Generative Adversarial Network (GAN)
A class of machine learning frameworks designed by a system of two neural networks contesting with each other in a zero-sum game, often used to generate synthetic data.
Hallucination
In AI, hallucination refers to the generation of output that is not based on the input data or real-world information. This is a common issue in language models.
Inference
The process of using a trained machine learning model to make predictions or decisions based on new data.
Machine Learning (ML)
A subset of AI that involves the development of algorithms that allow computers to learn from and make predictions based on data.
Model
In AI, a model is a mathematical representation of a real-world process. Models are trained using data and then used to make predictions or decisions.

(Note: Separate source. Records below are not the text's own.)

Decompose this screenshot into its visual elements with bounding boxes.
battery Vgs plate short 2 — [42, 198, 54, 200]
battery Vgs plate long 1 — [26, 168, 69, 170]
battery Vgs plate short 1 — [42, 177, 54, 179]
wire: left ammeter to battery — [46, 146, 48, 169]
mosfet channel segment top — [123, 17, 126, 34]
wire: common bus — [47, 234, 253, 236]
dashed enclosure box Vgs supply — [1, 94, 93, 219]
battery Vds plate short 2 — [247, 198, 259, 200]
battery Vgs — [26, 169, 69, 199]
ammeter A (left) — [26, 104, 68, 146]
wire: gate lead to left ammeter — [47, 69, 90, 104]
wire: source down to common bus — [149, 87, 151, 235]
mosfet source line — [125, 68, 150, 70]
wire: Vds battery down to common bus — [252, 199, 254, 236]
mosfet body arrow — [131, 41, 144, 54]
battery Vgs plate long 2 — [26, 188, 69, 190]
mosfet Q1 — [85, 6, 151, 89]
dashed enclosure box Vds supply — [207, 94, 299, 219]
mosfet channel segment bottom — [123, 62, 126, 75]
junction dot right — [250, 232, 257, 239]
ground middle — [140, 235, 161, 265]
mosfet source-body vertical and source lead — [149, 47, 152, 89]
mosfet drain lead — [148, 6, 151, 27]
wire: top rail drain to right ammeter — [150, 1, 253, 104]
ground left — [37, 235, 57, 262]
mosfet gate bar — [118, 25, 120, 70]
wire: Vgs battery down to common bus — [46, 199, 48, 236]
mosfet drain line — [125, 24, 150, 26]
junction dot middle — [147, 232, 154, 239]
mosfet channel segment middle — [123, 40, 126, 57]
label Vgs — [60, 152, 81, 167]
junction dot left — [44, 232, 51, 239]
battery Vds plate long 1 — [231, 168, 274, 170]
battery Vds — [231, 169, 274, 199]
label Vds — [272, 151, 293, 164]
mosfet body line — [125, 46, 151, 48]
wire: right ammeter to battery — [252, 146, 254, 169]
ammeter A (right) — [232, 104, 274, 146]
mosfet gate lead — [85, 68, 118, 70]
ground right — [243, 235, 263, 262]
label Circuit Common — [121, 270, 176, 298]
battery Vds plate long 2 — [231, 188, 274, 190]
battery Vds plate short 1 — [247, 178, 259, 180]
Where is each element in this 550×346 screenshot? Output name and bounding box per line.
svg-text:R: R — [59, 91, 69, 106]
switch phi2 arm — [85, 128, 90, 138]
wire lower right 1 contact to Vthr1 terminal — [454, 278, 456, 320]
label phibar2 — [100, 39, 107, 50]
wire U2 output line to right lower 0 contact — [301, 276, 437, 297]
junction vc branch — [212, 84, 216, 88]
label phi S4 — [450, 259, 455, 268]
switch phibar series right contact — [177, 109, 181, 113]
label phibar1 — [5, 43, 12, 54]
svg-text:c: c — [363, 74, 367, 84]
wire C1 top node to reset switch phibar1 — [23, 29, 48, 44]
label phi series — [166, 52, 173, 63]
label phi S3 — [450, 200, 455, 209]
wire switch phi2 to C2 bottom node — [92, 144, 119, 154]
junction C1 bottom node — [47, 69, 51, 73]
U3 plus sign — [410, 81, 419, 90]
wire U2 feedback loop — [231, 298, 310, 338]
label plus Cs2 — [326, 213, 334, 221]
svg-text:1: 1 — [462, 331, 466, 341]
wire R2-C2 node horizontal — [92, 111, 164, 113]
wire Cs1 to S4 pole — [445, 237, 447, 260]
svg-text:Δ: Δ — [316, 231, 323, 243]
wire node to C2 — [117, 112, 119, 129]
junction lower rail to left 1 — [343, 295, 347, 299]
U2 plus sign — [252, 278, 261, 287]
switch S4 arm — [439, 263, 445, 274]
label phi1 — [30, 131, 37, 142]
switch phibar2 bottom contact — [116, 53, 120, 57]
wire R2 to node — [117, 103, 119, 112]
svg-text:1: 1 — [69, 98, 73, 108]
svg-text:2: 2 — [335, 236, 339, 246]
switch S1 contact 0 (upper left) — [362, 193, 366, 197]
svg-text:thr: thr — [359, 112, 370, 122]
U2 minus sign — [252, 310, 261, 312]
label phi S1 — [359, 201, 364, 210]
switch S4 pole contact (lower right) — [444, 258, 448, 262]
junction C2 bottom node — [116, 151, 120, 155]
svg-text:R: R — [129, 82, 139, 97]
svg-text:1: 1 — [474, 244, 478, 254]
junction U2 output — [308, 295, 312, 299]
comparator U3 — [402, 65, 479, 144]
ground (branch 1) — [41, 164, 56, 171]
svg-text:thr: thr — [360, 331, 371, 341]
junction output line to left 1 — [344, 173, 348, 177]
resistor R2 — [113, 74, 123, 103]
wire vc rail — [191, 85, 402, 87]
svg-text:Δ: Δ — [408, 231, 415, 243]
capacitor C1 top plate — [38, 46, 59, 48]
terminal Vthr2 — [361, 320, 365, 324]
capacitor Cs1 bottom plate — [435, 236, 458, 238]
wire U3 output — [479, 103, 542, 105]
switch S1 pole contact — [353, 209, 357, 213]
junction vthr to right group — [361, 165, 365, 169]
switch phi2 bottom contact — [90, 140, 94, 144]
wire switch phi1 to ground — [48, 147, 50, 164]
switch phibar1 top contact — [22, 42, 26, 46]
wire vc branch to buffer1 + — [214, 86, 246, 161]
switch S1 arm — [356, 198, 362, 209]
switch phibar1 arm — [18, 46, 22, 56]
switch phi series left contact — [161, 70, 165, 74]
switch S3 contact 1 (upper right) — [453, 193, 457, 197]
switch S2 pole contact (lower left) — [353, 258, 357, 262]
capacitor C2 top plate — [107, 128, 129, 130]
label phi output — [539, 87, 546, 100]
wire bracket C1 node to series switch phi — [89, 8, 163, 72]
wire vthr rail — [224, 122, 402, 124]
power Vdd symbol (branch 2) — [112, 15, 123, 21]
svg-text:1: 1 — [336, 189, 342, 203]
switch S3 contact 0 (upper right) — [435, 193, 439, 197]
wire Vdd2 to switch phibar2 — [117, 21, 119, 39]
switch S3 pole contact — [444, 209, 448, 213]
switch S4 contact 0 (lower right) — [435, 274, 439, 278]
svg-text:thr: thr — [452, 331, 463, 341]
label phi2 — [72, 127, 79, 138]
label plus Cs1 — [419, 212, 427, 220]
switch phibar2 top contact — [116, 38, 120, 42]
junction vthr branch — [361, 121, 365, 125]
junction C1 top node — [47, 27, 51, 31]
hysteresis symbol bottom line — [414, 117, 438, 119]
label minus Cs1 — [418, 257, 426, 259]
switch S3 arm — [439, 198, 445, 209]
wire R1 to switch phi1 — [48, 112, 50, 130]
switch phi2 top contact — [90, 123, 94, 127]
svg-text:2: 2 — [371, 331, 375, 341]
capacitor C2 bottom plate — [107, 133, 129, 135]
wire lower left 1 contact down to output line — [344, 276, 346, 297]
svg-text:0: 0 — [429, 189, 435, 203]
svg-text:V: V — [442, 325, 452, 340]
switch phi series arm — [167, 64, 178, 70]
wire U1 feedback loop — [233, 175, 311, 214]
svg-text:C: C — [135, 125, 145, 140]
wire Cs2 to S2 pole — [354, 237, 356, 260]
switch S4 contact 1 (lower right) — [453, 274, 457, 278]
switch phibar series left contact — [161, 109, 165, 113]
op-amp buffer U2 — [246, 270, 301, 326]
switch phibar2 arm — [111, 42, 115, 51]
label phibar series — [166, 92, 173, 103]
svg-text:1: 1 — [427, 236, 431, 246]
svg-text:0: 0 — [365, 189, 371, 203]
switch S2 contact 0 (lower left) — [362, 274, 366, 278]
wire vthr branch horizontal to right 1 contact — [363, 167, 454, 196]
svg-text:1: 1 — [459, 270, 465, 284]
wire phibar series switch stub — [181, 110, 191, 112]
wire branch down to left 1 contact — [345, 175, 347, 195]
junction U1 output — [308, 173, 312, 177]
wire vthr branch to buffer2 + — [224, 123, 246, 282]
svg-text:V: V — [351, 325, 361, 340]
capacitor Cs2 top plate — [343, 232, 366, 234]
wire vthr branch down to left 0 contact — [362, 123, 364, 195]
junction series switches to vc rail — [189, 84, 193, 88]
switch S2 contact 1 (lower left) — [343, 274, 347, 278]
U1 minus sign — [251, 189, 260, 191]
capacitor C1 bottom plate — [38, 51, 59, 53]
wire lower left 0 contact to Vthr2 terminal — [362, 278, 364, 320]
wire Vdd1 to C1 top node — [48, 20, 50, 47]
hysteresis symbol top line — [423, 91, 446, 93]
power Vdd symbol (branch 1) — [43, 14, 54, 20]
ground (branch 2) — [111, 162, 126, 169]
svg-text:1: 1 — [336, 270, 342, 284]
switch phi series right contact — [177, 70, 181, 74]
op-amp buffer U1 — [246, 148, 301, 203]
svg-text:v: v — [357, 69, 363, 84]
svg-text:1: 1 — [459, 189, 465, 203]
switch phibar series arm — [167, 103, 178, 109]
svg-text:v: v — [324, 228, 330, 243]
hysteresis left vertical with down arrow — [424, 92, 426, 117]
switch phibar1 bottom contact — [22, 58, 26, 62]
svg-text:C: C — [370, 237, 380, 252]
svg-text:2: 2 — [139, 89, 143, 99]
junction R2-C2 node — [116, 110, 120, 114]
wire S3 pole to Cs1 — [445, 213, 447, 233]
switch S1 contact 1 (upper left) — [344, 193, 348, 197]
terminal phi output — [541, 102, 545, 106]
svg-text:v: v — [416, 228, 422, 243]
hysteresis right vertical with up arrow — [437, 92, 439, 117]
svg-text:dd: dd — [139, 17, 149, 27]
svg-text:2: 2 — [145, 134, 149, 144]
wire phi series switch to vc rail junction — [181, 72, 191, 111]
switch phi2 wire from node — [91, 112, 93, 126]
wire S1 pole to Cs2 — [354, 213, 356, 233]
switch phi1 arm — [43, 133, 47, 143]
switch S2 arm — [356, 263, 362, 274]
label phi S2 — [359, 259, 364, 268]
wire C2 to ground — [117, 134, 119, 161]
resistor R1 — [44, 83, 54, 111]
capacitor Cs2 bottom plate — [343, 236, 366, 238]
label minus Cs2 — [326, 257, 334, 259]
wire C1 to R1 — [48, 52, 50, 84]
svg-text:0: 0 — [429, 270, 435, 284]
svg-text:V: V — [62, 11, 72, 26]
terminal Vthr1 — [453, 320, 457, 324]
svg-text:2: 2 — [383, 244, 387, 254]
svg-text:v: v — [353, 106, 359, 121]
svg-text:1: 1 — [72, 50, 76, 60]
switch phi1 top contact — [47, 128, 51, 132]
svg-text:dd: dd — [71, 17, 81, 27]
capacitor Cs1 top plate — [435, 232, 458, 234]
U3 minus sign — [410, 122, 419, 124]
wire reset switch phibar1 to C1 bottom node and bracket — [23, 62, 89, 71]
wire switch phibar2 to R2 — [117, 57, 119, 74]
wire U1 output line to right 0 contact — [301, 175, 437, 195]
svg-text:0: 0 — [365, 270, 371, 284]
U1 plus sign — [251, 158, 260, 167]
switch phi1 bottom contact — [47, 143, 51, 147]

Natural Language Processing (NLP)
A branch of AI that deals with the interaction between computers and humans using natural language. It involves the ability of computers to understand, interpret, and respond to human language.
Neural Network
A series of algorithms that attempt to recognise underlying relationships in a set of data through a process that mimics the way the human brain operates.
Overfitting
A modelling error in machine learning where a model is too closely aligned to the training data and may fail to generalise to new data.
Predictive Analytics
A branch of advanced analytics that uses historical data, statistical algorithms, and machine learning techniques to predict future outcomes.
Reinforcement Learning
A type of machine learning where an agent learns to make decisions by taking actions in an environment to maximise some notion of cumulative reward.
Supervised Learning
A type of machine learning where the model is trained on labelled data. The goal is to learn a mapping from inputs to outputs based on the examples provided.
Synthetic Data
Artificially generated data that mimics the properties of real data, often used to train machine learning models when real data is scarce or sensitive.
Transfer Learning
A machine learning technique where a model developed for one task is reused as the starting point for a model on a second task.
Turing Test
A test proposed by Alan Turing to determine whether a machine can exhibit intelligent behaviour indistinguishable from a human.
Underfitting
A situation where a machine learning model is too simple to capture the underlying pattern of the data, resulting in poor performance.
Unsupervised Learning
A type of machine learning where the model is trained on unlabelled data. The goal is to identify patterns or structures in the data.
Validation Data
A set of data used to tune the model's parameters and to ensure that the model does not overfit the training data.
White Box Model
An AI model whose inner workings are transparent and understandable, as opposed to a black box model, which is opaque and difficult to interpret.